On December the second last year, I left home to endure my pre dawn commute. Driving down the lane, I noticed a black Mini car parked on the grass verge outside my neighbours’ house. As I passed it, I could see that it wasn’t in bad condition, and assumed that it belonged to a visitor.
Thinking about this later, I realised that if it were one of Jim’s visitors, then they would have parked in his large forecourt, off the road, rather than untidily parked on the grass.
I continued to wonder what the true situation was, and made a mental note to chat with Jim at the weekend.
Happily, and by coincidence, my Brother and Sister in law (of Tread the Globe fame) visited during the week, and Chris wanted to test fly his new drone, in preparation of it being used on their epic Round the World journey. During his test flights, he captured a nice image of the car parked in the lane, and that photo, shown below, was dated 5th December 2019.
On Saturday morning, I spotted Jim, my neighbour, so wandered down to have a chat to him.
I asked him about the Mini car, and he told me that it was abandoned, and that he had checked with DVLA and the vehicle was untaxed, and he therefore assumed that it had been either abandoned or stolen. He had called the local council, and had reported this so that they could organise for it to be collected and disposed of.
To date the vehicle is still sitting there on the grass, and as each week passes it is subjected to further vandalism and damage; both door mirrors smashed off, and the rear wiper ripped away.
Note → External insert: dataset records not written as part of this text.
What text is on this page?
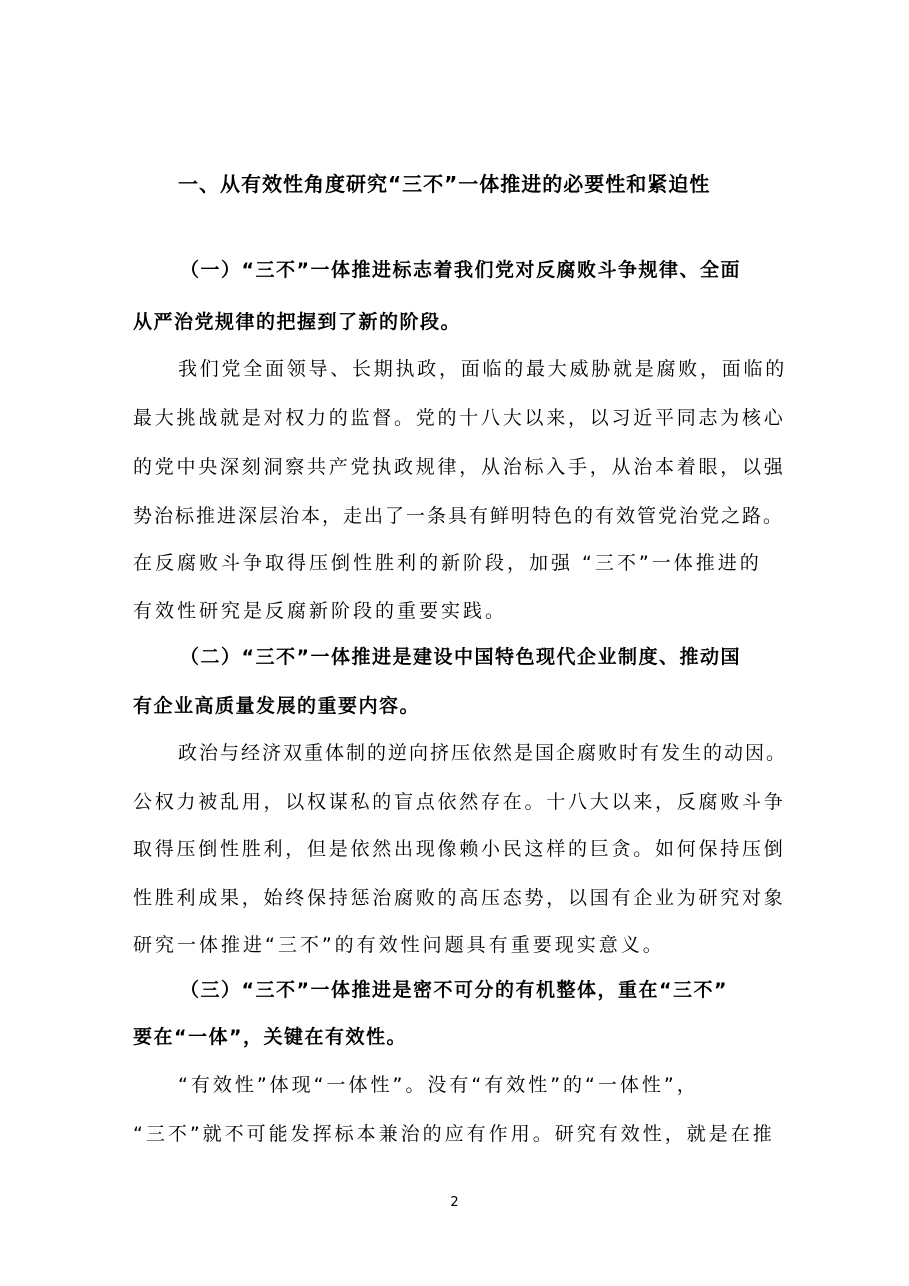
一、从有效性角度研究“三不”一体推进的必要性和紧迫性
（一）“三不”一体推进标志着我们党对反腐败斗争规律、全面
从严治党规律的把握到了新的阶段。
我们党全面领导、长期执政，面临的最大威胁就是腐败，面临的
最大挑战就是对权力的监督。党的十八大以来，以习近平同志为核心
的党中央深刻洞察共产党执政规律，从治标入手，从治本着眼，以强
势治标推进深层治本，走出了一条具有鲜明特色的有效管党治党之路。
在反腐败斗争取得压倒性胜利的新阶段，加强 “三不”一体推进的
有效性研究是反腐新阶段的重要实践。
（二）“三不”一体推进是建设中国特色现代企业制度、推动国
有企业高质量发展的重要内容。
政治与经济双重体制的逆向挤压依然是国企腐败时有发生的动因。
公权力被乱用，以权谋私的盲点依然存在。十八大以来，反腐败斗争
取得压倒性胜利，但是依然出现像赖小民这样的巨贪。如何保持压倒
性胜利成果，始终保持惩治腐败的高压态势，以国有企业为研究对象
研究一体推进“三不”的有效性问题具有重要现实意义。
（三）“三不”一体推进是密不可分的有机整体，重在“三不”
要在“一体”，关键在有效性。
“有效性”体现“一体性”。没有“有效性”的“一体性”，
“三不”就不可能发挥标本兼治的应有作用。研究有效性，就是在推
2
It now looks very sad, and is slowly decomposing in the wind and rain.
Abandoned vehicles are a much bigger problem than I had imagined.
It appears that UK Councils spent almost a million pounds to remove the 32,000 abandoned vehicles from Britain’s highways and byways in the 2016/2017 fiscal year.
It’s alarming to find that there has been a 577% increase in the dumping of cars and vans in a four year period (2012-201).
A Freedom of Information request lodged with Britain’s 436 local authorities revealed that across the nation, 31,812 vehicles were removed and disposed of.
It is a criminal offence under Section 2 of the Refuse Disposal (Amenities) Act of 1978 to abandon a vehicle, and carries a maximum penalty of £2,500 and/or three months imprisonment.
This doesn’t seem to deter people from dumping, and the revenues raised from fines levied (when the owners may be traced) amount to £115,610 – which comes nowhere near the costs.
The authorities costs may be even higher if the abandoned car needs to be scrapped, and the shortfall in funds have to be recovered from local residents from taxation.
It seems that the highest number of reported and removed vehicles are in the South East, probably because this region is densely populated with both people and cars.
Motor insurance comparison website, Confused.com conducted some research, and this seems to suggest that the high costs associated with recovering and repairing a car have become unaffordable for some, with 23% of respondents claiming that this is the reason for dumping a vehicle. 30% of respondents dumped their car because it had broken down, and they could not afford to have it towed to a garage for repair.
7% said that they could no longer afford to run a vehicle at all.
The statistics also seem to suggest that 16% of drives who abandoned their cars did so for an average of three weeks, which suggests that these drivers are basically honest, and returned to recover the car when they could afford to do so.
Naturally there are a percentage of drivers who dump their cars because they can’t afford to pay the VED, or the insurance, and a small percentage who have stolen a car to get somewhere, and dump it when they have finished using it.
Some abandoned cars may have been used to commit crimes, and these too will be dumped at tax payers expense.
But back to my situation
It is now 28th February. 88 days since Jim reported the Mini outside his house.
I wonder how long it will take the local authority come out and move it?
Answers on a postcard…
UPDATED 02 MARCH 2020
I spotted this sign during a trip to some of the local shops…
A bit of an empty threat really. They havent been able to remove an untaxed, probably uninsured vandalised vehicle from the lane in which I live after more than ninety days, so signs threatening removal after 48 hours seem somewhat ambitious.